As previously mentioned, Colin Firth wasn’t exactly “born” to play Harry Hart, as it contrasts with virtually every other role he has played. It could seem as if Firth isn’t really cut out to be an action star, and if you think that, Colin Firth will probably come to your house and kill you stylishly with your own household objects, probably involving some sort of laceration or dismemberment, because you would be wrong. As well as mastering the tried and true sophisticated act he’s known for, Firth also brings an aura of sophistication when he burning people’s faces and smashing glasses also into faces.

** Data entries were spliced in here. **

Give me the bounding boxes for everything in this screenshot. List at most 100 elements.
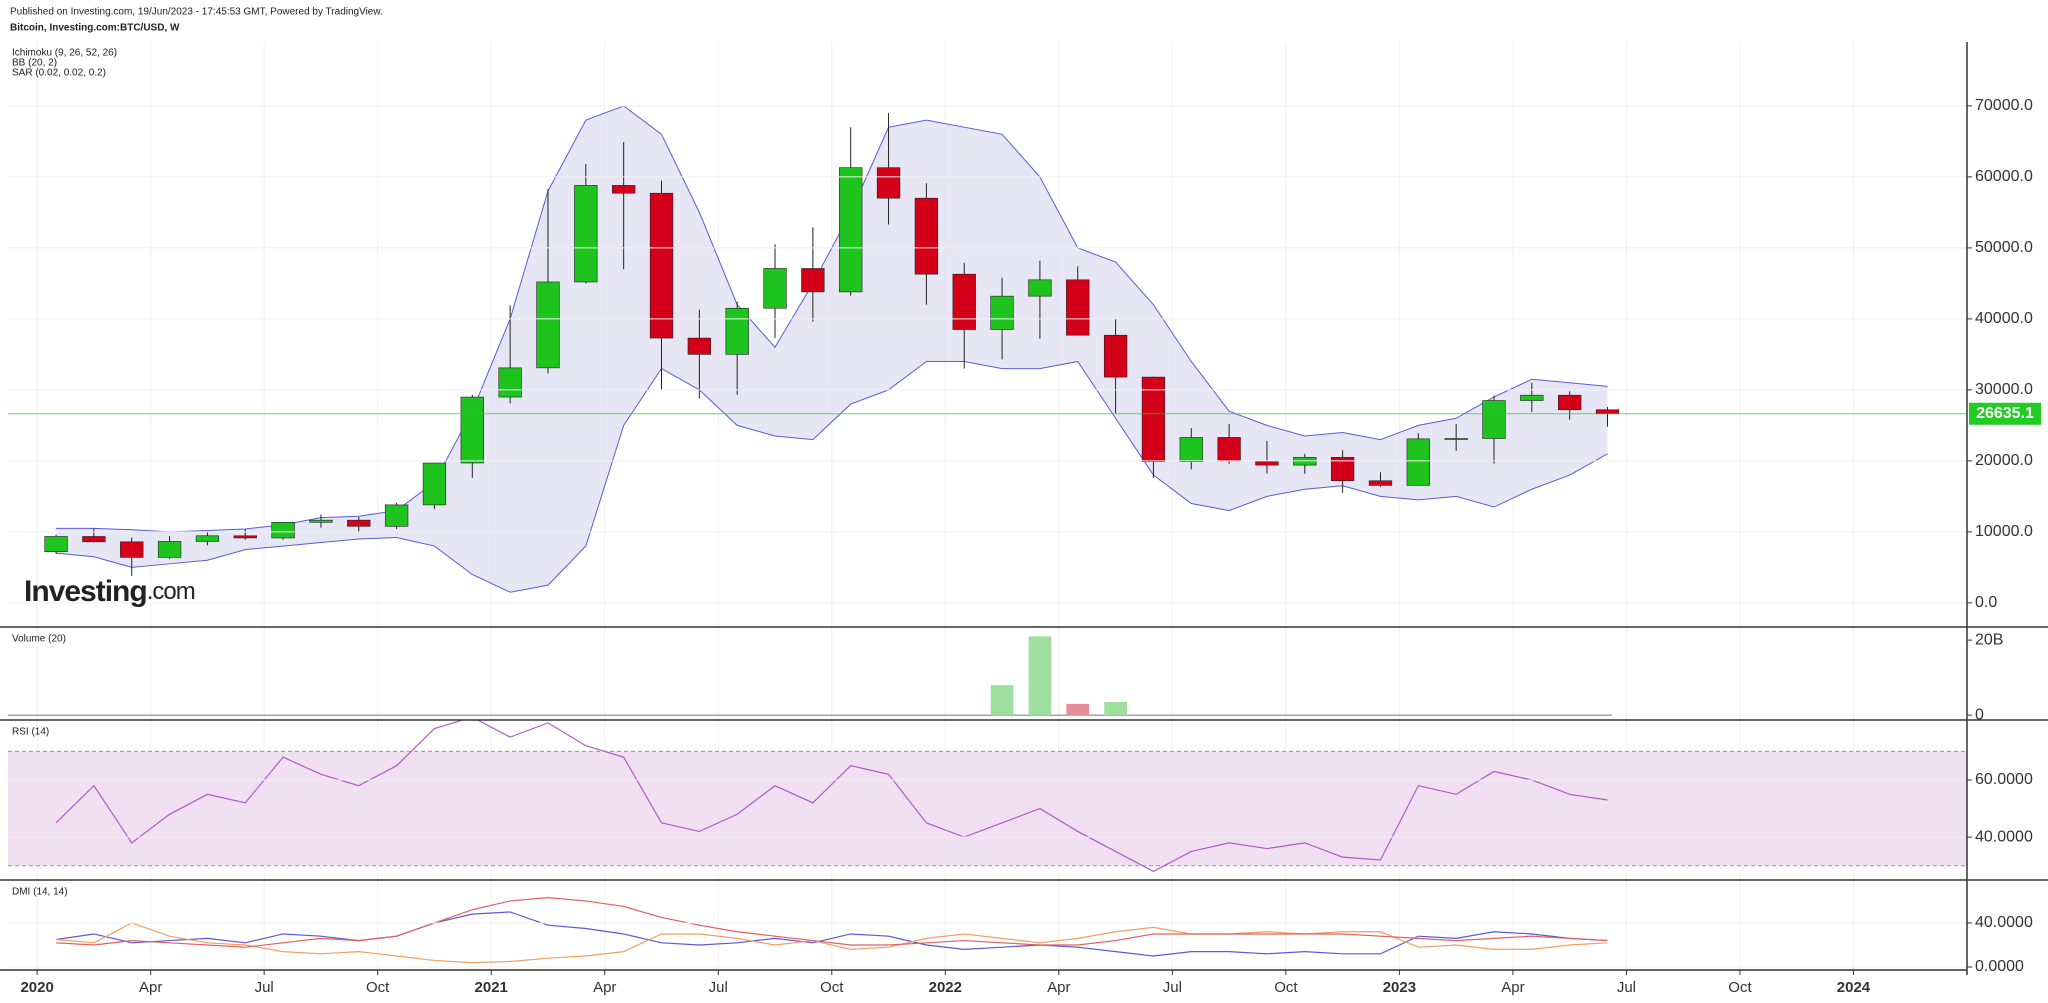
indicator-label: Ichimoku (9, 26, 52, 26) [12,48,117,59]
x-tick-label: 2024 [1837,979,1871,996]
candle-body [1066,279,1090,336]
candle-body [422,462,447,506]
y-tick-label: 50000.0 [1975,239,2033,256]
candle-body [914,197,939,275]
candle-body [612,185,636,194]
x-tick-label: Apr [139,979,162,996]
candle-body [1368,480,1393,486]
y-tick-label: 40.0000 [1975,914,2033,931]
candle-body [195,535,220,542]
candle-body [725,307,749,355]
panel-3 [55,897,1608,964]
panel-0 [44,105,1620,593]
x-tick-label: Oct [1728,979,1752,996]
candle-body [839,167,863,293]
indicator-line [55,911,1608,957]
y-tick-label: 30000.0 [1975,381,2033,398]
candle-body [876,167,901,199]
x-tick-label: Jul [1163,979,1182,996]
y-tick-label: 20B [1975,631,2003,648]
candle-body [1217,437,1241,462]
volume-bar [1028,636,1052,716]
y-tick-label: 40000.0 [1975,310,2033,327]
y-tick-label: 0.0 [1975,594,1997,611]
x-tick-label: Jul [1617,979,1636,996]
candle-body [1179,437,1203,462]
candle-body [347,519,371,527]
candle-body [1520,394,1544,401]
x-tick-label: 2020 [20,979,53,996]
candle-body [990,295,1014,330]
indicator-label: SAR (0.02, 0.02, 0.2) [12,68,106,79]
candle-body [536,281,560,369]
candle-body [1103,334,1128,378]
indicator-line [56,897,1608,948]
candle-body [1558,394,1582,411]
x-tick-label: 2023 [1383,979,1416,996]
candle-body [1028,279,1052,297]
y-tick-label: 0 [1975,706,1984,723]
indicator-label: BB (20, 2) [12,58,57,69]
indicator-line [56,922,1608,964]
x-tick-label: Apr [1047,979,1070,996]
y-tick-label: 40.0000 [1975,828,2033,845]
x-tick-label: Apr [1501,979,1524,996]
candle-body [157,541,182,558]
logo-suffix: .com [147,578,195,605]
logo: Investing.com [24,575,195,608]
y-tick-label: 60000.0 [1975,168,2033,185]
last-price-label: 26635.1 [1976,405,2034,422]
candle-body [1595,409,1620,415]
x-tick-label: Apr [593,979,616,996]
candle-body [82,536,106,543]
panel-1 [8,636,1612,716]
last-price-box [1969,402,2041,425]
volume-bar [1066,703,1090,716]
candle-body [1482,400,1506,439]
x-tick-label: Jul [255,979,274,996]
candle-body [233,535,257,539]
candle-body [1330,457,1355,482]
candle-body [120,541,144,558]
candle-body [384,504,409,527]
rsi-band [8,751,1967,866]
y-tick-label: 10000.0 [1975,523,2033,540]
symbol: Bitcoin, Investing.com:BTC/USD, W [10,23,180,34]
bb-line [56,360,1608,593]
y-tick-label: 70000.0 [1975,97,2033,114]
candle-body [1255,460,1279,466]
y-tick-label: 0.0000 [1975,958,2024,975]
candle-body [687,337,711,355]
logo-word: Investing [24,575,147,608]
published-note: Published on Investing.com, 19/Jun/2023 … [10,7,383,18]
candle-body [801,268,825,293]
candle-body [1406,438,1430,486]
candle-body [574,185,598,283]
candle-body [44,536,68,553]
candle-body [498,367,522,398]
candle-body [1444,438,1468,440]
panel-title: Volume (20) [12,634,66,645]
candle-body [763,268,787,309]
x-tick-label: Oct [820,979,844,996]
panel-title: DMI (14, 14) [12,887,68,898]
indicator-line [55,720,1608,873]
x-tick-label: 2022 [929,979,962,996]
candle-body [1141,376,1166,462]
y-tick-label: 20000.0 [1975,452,2033,469]
candle-body [271,521,295,539]
volume-bar [1104,702,1127,716]
candle-body [460,396,484,464]
x-tick-label: 2021 [475,979,508,996]
y-tick-label: 60.0000 [1975,771,2033,788]
x-tick-label: Jul [709,979,728,996]
candle-body [309,519,333,523]
x-tick-label: Oct [1274,979,1298,996]
volume-bar [990,685,1014,716]
panel-title: RSI (14) [12,727,49,738]
candle-body [649,192,674,339]
panel-2 [8,720,1967,873]
x-tick-label: Oct [366,979,390,996]
candle-body [952,273,976,330]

Let’s just say, if you are a bad guy in Kingsman, your face is not safe from something Colin Firth will dish out, take that in the most innocent way you can, please.

Moreover, Taron Egerton also stands out as Eggsy. Where Firth brings the action, Egerton brings the comedy with his dumbfounded new view of all of the action that is suddenly happening around him. He remains true to his character throughout and has cheeky quips for every situation. Joining him in bringing the comedy, Samuel L. Jackson plays Richmond Valentine, the eccentric villain with a dastardly plan that I’m still not going to tell you about because I JUST cannot be assed, y’know? Please forgive me.

I think that’s it. Time for a summary.

Kingsman is really good. I actually can’t think of a bad word to say about it. For what it is, an action-comedy about spies, there is awesome action, genuinely funny moments and plenty of spy-like things going on. It is the perfect action-comedy.